Я сконфузился. Только и выдавил, что, мол, почти два. А сконфузился потому, что вдруг понял: ничегошеньки я не знаю о жизни моей единородной дочери в эти последние два года. Я что-то промямлил насчет ее службы в книжной лавке, что-то проронил насчет положения мужа-инженера… Да и замолчал потерянно. Нечего было мне более рассказывать, вот нечего так и нечего. Ах, стыд какой! И называется еще — любящий отец. Как там говорил Владимир? Да уж, вот оно, das vа(terliche Gefu(hl…
Владимир, впрочем, не настаивал. Подождал немного, определил, что я ничего не смогу рассказать без его помощи, и задал следующий вопрос:
— Известны ли вам, Николай Афанасьевич, друзья Елены Николаевны? Подруги? Может быть, о ком-либо из них она вам сообщала в письмах?
— Ни о ком не сообщала! — нервнически ответил я. — Вот, правда, видел я некоторых на свадьбе. Даже говорил с ними — ну, как обычно за столом-то говорят, однако же… — Я развел руками. — Нет, ничего о них не знаю. — Я задумался, даже на мгновение зажмурился крепко. — Одну знакомую, на свадьбе она была подружкой, звали вроде бы Анастасия. Да, точно, Анастасия, вот только отчества не помню. Ровесница Аленушки, думаю. И с нею был молодой человек, по имени… Григорий. Несомненно, Григорий. А по отчеству, кажется, Васильевич. Да, Васильевич. С ним я даже немного поспорил — о нынешней молодежи, о свободе нравов, а если говорить начистоту, то не столько о свободе, сколько о распущенности современных нравов. По-моему, Григорий Васильевич родом откуда-то из Малороссии, уж больно мягкий у него выговор… Вот и все, пожалуй. Ах, нет, помню еще одно имя — Зундель. Редкое имя, смешное, потому и осталось в памяти. Кто-то из гостей, а кто, откуда — поди знай… — Я замолчал.
— Так-так-так… — снова произнес Владимир. Улыбнулся ободряющей улыбкою и сказал: — Ну вот, кое-что есть. Попробуем поискать Анастасию и этого малороссийского Григория. А также человека с редкостным именем Зундель. Очень хорошо! — Он взглянул на стенные часы, которые показывали уже четверть второго, и сообщил нарочито оживленным тоном: — Обедаем мы в два часа.

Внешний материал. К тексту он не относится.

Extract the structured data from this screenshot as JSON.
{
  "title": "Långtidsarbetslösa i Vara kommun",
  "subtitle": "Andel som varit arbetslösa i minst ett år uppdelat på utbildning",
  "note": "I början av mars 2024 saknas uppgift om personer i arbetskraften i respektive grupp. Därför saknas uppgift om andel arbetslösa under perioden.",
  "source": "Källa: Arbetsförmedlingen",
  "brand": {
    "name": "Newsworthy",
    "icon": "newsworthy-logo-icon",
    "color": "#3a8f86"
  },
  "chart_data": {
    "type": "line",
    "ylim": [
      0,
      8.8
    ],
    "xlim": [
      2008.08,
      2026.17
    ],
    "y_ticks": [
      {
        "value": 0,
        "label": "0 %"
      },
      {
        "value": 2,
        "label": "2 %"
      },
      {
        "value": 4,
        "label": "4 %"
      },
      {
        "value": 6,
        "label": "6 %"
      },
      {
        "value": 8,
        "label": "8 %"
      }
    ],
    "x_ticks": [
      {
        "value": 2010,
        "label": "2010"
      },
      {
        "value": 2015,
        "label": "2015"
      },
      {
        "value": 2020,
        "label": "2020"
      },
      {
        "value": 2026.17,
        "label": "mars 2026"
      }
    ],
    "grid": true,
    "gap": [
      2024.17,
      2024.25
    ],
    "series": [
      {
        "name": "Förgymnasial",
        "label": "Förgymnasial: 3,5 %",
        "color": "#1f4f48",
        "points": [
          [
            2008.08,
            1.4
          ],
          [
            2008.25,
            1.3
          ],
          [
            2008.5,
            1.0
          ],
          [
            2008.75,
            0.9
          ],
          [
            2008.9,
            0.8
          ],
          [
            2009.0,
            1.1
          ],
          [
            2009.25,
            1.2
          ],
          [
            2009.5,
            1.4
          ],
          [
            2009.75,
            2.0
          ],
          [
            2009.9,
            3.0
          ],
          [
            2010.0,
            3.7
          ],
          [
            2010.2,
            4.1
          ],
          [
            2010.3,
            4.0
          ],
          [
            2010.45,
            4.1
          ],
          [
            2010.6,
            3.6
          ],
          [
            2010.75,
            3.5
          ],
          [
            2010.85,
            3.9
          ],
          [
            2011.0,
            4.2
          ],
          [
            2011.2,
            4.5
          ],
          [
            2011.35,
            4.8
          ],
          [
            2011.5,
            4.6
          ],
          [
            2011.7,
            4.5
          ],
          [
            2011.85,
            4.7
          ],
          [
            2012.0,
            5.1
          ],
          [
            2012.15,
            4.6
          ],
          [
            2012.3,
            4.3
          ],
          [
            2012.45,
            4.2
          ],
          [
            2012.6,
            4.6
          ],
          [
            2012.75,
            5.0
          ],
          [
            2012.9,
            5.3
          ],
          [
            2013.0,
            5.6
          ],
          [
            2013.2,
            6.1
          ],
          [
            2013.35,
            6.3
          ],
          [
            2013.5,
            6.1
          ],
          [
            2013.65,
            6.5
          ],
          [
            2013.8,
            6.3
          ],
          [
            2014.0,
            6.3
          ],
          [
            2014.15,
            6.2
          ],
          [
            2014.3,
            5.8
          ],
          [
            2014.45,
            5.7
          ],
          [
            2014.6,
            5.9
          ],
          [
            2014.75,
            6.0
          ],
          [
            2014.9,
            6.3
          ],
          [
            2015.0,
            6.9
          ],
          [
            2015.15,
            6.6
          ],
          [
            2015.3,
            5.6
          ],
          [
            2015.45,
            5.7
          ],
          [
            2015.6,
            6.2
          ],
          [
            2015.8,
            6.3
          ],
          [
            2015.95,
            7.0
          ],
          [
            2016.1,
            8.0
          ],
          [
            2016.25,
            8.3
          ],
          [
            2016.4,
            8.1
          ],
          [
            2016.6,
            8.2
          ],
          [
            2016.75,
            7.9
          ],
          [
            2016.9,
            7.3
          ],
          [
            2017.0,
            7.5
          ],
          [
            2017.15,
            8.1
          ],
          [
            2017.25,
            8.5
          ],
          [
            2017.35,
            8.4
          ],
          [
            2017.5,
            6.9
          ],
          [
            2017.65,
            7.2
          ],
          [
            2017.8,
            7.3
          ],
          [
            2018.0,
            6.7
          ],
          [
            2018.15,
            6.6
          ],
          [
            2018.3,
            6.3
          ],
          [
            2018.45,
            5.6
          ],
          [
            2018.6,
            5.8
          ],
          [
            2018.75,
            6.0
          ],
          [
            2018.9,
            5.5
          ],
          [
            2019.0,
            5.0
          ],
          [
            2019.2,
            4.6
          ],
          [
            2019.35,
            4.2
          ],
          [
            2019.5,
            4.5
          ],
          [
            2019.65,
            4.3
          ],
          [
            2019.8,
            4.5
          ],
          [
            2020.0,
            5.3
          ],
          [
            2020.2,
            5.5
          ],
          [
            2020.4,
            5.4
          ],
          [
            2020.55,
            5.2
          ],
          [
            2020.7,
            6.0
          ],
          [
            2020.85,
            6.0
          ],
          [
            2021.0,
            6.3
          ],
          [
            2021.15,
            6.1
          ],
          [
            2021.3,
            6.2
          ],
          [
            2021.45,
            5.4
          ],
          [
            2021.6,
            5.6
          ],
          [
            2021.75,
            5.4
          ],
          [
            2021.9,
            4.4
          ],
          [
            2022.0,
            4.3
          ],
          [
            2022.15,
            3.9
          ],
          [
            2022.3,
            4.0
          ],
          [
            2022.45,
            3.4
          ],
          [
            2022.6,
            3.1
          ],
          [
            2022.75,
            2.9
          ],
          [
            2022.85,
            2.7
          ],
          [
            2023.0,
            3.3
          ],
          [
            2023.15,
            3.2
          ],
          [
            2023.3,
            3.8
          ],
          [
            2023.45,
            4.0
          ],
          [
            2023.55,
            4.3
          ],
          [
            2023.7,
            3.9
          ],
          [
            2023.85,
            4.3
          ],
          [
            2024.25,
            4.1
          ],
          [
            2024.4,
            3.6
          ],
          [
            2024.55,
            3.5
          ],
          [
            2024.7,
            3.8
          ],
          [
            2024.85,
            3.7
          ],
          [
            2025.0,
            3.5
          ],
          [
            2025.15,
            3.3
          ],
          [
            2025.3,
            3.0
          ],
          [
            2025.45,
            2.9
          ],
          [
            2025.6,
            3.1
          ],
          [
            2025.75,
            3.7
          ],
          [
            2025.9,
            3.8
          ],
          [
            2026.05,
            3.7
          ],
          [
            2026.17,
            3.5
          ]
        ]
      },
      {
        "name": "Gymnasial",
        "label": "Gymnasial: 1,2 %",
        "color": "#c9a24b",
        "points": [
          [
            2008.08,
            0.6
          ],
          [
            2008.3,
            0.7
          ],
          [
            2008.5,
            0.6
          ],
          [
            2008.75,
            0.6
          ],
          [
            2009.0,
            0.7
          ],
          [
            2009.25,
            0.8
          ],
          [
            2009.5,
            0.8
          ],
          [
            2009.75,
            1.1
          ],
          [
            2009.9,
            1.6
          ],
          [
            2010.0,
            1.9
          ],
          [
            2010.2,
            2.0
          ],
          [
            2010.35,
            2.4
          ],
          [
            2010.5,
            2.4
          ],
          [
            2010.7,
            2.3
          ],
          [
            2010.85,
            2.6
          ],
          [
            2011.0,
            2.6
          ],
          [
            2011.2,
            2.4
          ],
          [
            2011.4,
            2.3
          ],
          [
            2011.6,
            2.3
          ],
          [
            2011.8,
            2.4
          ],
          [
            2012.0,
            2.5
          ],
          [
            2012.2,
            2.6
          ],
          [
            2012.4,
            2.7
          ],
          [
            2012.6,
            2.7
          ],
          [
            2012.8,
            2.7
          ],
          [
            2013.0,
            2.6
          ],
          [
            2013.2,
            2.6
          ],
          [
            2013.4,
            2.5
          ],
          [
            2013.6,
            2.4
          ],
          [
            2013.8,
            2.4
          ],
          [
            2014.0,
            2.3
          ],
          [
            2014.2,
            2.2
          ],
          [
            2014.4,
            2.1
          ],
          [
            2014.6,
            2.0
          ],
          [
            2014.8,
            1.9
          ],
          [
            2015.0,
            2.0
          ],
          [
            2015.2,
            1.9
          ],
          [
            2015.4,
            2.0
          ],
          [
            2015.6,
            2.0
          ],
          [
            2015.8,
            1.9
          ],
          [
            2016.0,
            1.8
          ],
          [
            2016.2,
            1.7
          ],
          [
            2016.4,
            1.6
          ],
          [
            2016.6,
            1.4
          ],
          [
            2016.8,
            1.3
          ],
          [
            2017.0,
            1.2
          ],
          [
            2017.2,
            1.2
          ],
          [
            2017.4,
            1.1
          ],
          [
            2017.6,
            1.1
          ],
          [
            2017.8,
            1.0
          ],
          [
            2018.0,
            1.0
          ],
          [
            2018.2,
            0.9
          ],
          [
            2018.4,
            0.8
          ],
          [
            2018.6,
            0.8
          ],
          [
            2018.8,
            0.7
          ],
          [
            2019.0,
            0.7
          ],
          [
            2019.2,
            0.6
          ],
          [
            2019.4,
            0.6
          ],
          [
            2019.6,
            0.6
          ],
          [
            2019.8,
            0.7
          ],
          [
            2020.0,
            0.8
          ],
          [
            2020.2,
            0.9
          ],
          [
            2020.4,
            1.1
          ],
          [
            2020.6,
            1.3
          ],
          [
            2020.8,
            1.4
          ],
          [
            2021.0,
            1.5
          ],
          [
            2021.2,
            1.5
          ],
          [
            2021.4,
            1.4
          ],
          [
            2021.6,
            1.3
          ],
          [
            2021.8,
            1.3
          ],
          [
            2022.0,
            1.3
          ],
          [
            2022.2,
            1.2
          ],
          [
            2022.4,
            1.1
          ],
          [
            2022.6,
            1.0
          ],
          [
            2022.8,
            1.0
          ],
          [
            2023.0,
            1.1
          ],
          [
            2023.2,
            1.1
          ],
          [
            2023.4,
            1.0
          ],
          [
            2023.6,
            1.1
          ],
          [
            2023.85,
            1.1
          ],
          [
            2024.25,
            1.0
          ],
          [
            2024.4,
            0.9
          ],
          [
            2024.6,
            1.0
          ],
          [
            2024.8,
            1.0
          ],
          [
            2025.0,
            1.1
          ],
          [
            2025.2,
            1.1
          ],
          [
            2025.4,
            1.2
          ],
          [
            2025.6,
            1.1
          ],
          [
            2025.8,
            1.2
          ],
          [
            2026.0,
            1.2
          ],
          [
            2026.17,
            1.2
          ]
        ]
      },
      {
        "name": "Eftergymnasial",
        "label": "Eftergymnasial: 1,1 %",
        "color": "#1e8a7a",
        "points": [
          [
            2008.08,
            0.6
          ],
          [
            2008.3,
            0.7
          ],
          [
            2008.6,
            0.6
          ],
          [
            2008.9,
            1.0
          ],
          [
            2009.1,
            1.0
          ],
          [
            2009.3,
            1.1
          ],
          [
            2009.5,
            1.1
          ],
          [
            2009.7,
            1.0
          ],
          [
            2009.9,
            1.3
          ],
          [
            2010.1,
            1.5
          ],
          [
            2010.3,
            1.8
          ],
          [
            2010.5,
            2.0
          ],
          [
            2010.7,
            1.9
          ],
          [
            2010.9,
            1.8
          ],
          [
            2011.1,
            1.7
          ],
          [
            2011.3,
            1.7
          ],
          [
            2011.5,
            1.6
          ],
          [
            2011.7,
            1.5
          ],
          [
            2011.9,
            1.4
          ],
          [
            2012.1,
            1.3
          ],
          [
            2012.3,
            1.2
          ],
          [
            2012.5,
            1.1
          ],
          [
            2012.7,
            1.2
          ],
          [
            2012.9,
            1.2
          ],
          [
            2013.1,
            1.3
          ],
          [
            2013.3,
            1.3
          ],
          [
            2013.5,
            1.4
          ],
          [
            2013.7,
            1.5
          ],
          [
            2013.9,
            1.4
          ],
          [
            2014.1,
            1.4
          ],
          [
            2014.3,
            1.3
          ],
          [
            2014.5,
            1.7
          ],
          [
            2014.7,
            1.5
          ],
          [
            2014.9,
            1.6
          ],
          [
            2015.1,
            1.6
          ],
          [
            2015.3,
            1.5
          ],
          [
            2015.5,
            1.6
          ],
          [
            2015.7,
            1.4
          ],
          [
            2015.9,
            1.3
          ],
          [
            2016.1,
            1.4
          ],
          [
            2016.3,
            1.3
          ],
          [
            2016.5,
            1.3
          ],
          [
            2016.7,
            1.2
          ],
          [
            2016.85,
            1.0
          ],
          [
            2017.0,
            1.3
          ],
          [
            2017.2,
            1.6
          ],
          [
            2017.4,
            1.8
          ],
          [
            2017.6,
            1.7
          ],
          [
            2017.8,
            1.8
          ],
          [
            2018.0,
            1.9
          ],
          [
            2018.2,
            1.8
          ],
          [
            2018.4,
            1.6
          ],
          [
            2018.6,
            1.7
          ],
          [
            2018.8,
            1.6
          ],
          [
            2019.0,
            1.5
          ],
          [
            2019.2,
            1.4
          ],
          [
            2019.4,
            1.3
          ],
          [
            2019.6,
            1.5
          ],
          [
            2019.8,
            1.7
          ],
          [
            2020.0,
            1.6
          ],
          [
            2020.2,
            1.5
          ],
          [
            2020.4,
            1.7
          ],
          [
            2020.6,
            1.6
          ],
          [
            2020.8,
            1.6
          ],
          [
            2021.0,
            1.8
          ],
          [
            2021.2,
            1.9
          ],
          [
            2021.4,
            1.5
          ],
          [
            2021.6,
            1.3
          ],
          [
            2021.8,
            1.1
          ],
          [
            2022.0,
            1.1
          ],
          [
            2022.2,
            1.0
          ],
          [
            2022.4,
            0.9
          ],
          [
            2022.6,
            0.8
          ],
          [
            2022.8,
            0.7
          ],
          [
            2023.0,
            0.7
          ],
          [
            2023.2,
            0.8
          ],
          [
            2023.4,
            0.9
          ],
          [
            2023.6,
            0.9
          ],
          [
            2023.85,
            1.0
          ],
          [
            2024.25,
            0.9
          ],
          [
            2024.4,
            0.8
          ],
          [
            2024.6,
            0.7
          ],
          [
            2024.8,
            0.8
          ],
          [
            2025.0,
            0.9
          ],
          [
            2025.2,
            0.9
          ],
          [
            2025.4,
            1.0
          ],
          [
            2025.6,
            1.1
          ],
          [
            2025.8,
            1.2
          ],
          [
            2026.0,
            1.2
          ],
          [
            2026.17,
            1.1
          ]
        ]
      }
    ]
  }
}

Ну да, по всей видимости, придется нам нынче с обедом как-нибудь иначе разобраться. Давайте-ка навестим господина… как, говорите, зовут мужа Елены Николаевны?
— Пересветов, — ответил я. — Пересветов Евгений Александрович, коллежский секретарь. Инженер, служит на железной дороге.

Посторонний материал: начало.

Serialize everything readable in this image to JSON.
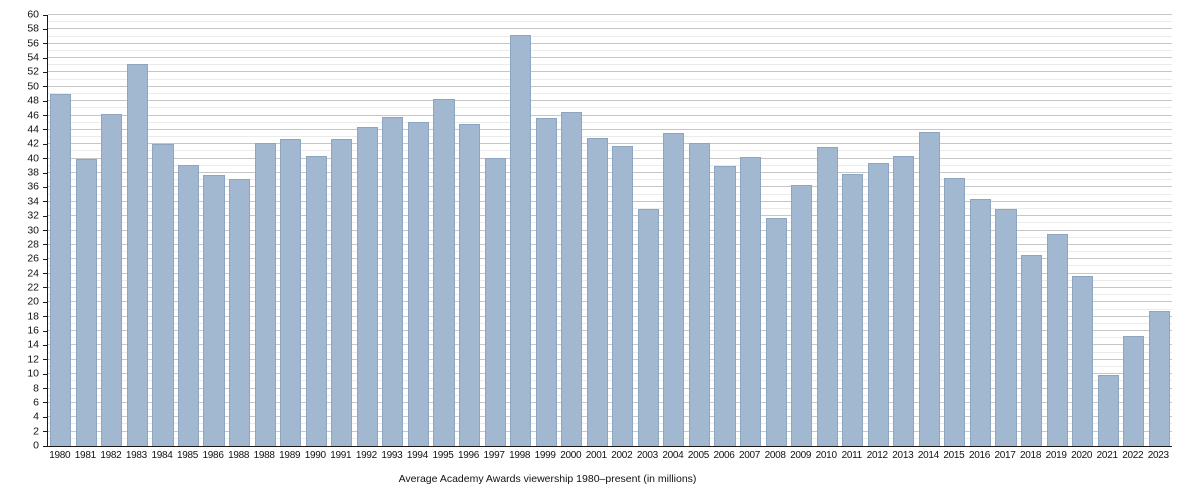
{
  "chart_data": {
    "type": "bar",
    "title": "Average Academy Awards viewership 1980–present (in millions)",
    "xlabel": "",
    "ylabel": "",
    "categories": [
      "1980",
      "1981",
      "1982",
      "1983",
      "1984",
      "1985",
      "1986",
      "1988",
      "1988",
      "1989",
      "1990",
      "1991",
      "1992",
      "1993",
      "1994",
      "1995",
      "1996",
      "1997",
      "1998",
      "1999",
      "2000",
      "2001",
      "2002",
      "2003",
      "2004",
      "2005",
      "2006",
      "2007",
      "2008",
      "2009",
      "2010",
      "2011",
      "2012",
      "2013",
      "2014",
      "2015",
      "2016",
      "2017",
      "2018",
      "2019",
      "2020",
      "2021",
      "2022",
      "2023"
    ],
    "values": [
      48.97,
      39.92,
      46.25,
      53.23,
      42.05,
      39.07,
      37.76,
      37.19,
      42.23,
      42.68,
      40.38,
      42.73,
      44.41,
      45.74,
      45.08,
      48.28,
      44.87,
      40.08,
      57.25,
      45.63,
      46.53,
      42.94,
      41.78,
      33.04,
      43.56,
      42.14,
      38.94,
      40.17,
      31.76,
      36.31,
      41.62,
      37.92,
      39.46,
      40.38,
      43.74,
      37.26,
      34.42,
      32.94,
      26.54,
      29.56,
      23.64,
      9.85,
      15.36,
      18.75
    ],
    "ylim": [
      0,
      60
    ],
    "y_tick_labels": [
      0,
      2,
      4,
      6,
      8,
      10,
      12,
      14,
      16,
      18,
      20,
      22,
      24,
      26,
      28,
      30,
      32,
      34,
      36,
      38,
      40,
      42,
      44,
      46,
      48,
      50,
      52,
      54,
      56,
      58,
      60
    ],
    "minor_grid_step": 1,
    "grid": true,
    "legend": "none",
    "colors": {
      "bar": "#a2b8d0",
      "bar_border": "#8ca6c0",
      "major_grid": "#c6c6c6",
      "minor_grid": "#ebebeb",
      "axis": "#1a1a1a",
      "text": "#111111"
    }
  },
  "caption": {
    "text": "Average Academy Awards viewership 1980–present (in millions)"
  }
}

— Да-да, Пересветов. Вот мы и посетим отделение Самара-Уфимской железной дороги. Это ведь совсем недалеко, по Алексеевской, а еще лучше по Москательной прямо до Вокзальной площади. Быстро пешком дойдем. Встретимся с господином Пересветовым, послушаем его. А потом снова съездим к Хардину. Попросим навести справки — уж у него связи в суде и полиции куда как крепкие.
Когда мы направились к двери, в гостиную из своей комнаты выглянула Анна Ильинична.
— Уходите? — спросила она озабоченно. — Я думала, мы вместе пообедаем и поговорим обо всем. Право, очень жаль!
— Ничего, Аннушка, обедать тебе придется без нас, — ответствовал Владимир с улыбкой. — Зато поужинаем вместе — надеюсь, Николай Афанасьевич к нам присоединится. Тогда все и расскажем. А сейчас — извини, пожалуйста, нас ждут срочные дела.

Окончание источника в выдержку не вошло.